WikiLeaks founder Julian Assange is not expected to face charges over leaking classified documents belonging to the CIA, a report says.
Assange has to be charged within 60 days of his first indictment, which was filed in March, according to a Politico report on Sunday.
Federal prosecutors have accused Assange of publishing the documents, known as “Vault 7,” as well as helping whistleblower Chelsea Manning access military computers.
“There is no question that there are leak cases that can’t be prosecuted against the leaker or the leakee because the information is so sensitive that, for your proof at trial, you would have to confirm it is authentic,” Mary McCord, who served as acting assistant attorney general for national security at the Justice Department until 2017, told the publication. “So the irony, often, is that the higher the classification of the leaked material, the harder it is to prosecute.”
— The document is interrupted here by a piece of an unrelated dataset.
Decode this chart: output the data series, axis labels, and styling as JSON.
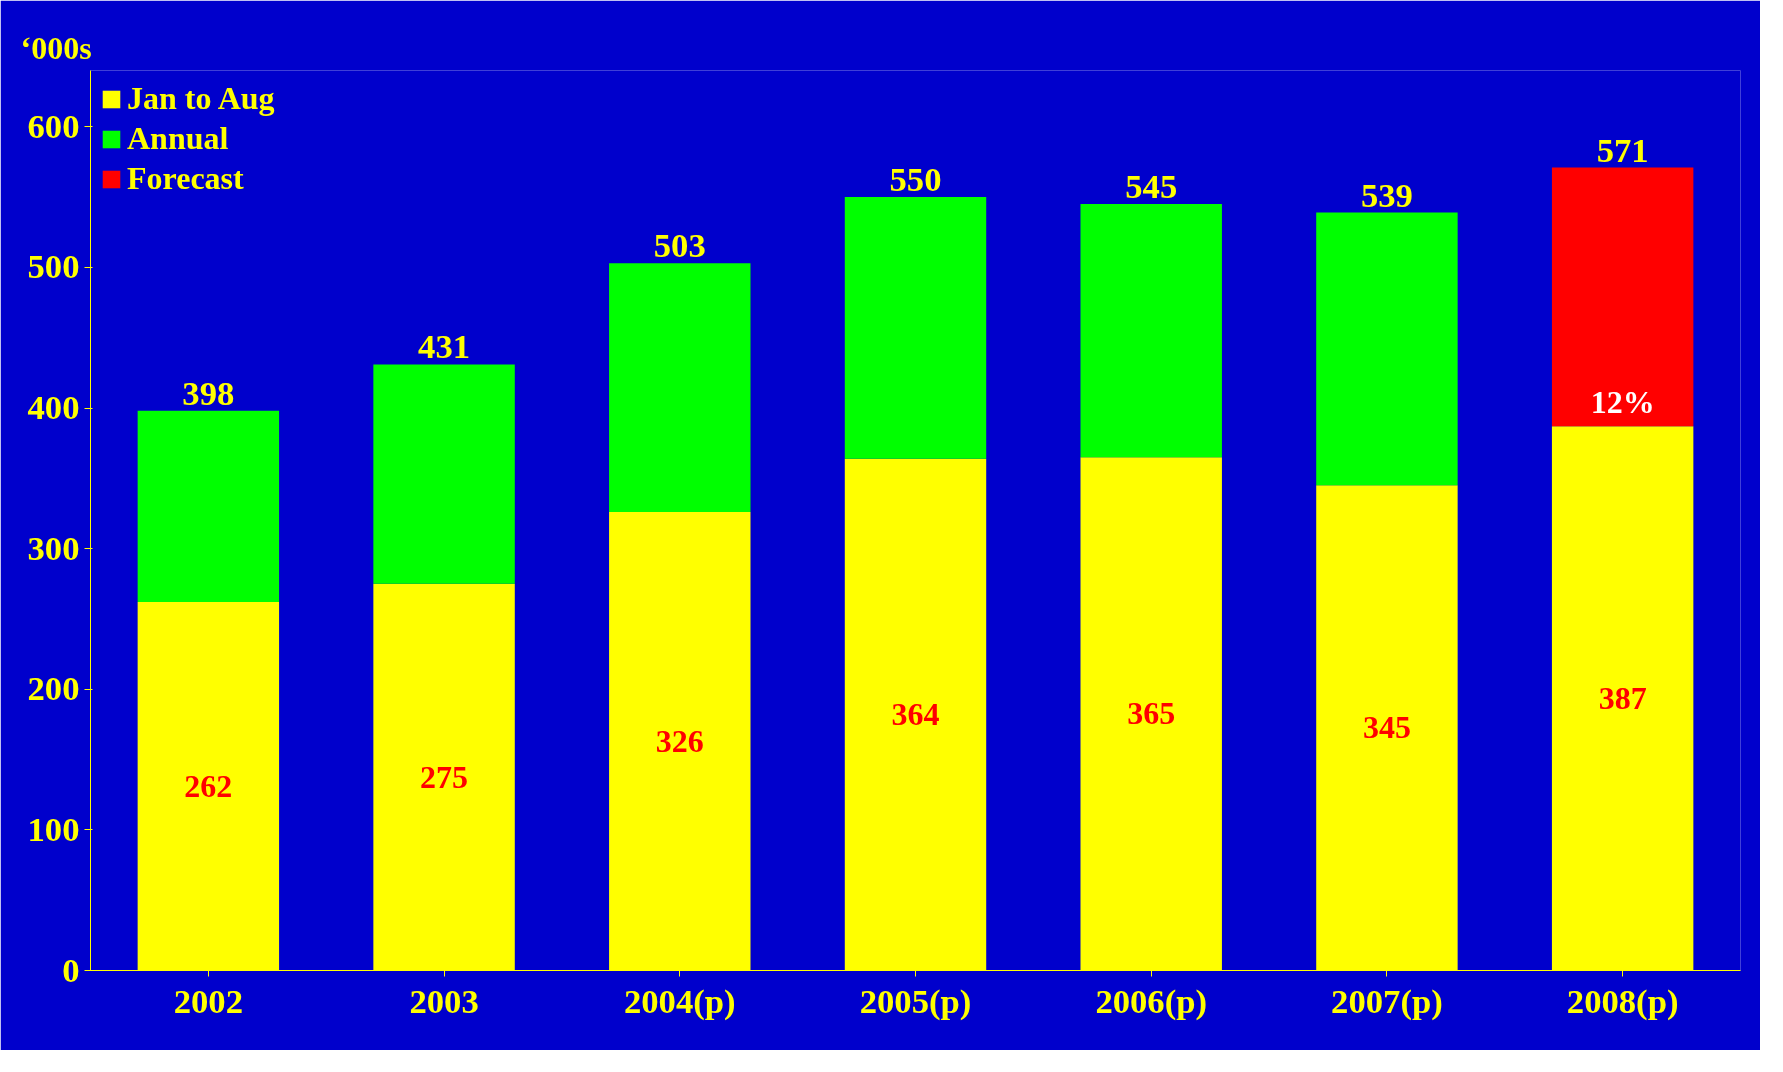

Assange will be prosecuted under the initial count and 17 counts of Espionage Act violations but will face no charges over the 2017 publication of information relating to the Central Intelligence Agency’s hacking capabilities.
The United States claims Assange committed espionage, saying he unlawfully published the names of classified sources and conspired with Manning, an assisted ex-Army intelligence analyst, to obtain access to classified information. Assange could be imprisoned for decades.
The whistleblower was granted asylum by Ecuador’s former president Rafael Correa, after he took refuge in the country’s embassy in 2012. Ecuador's current president, Lenin Moreno, however, revoked the asylum and recently allowed police to arrest him.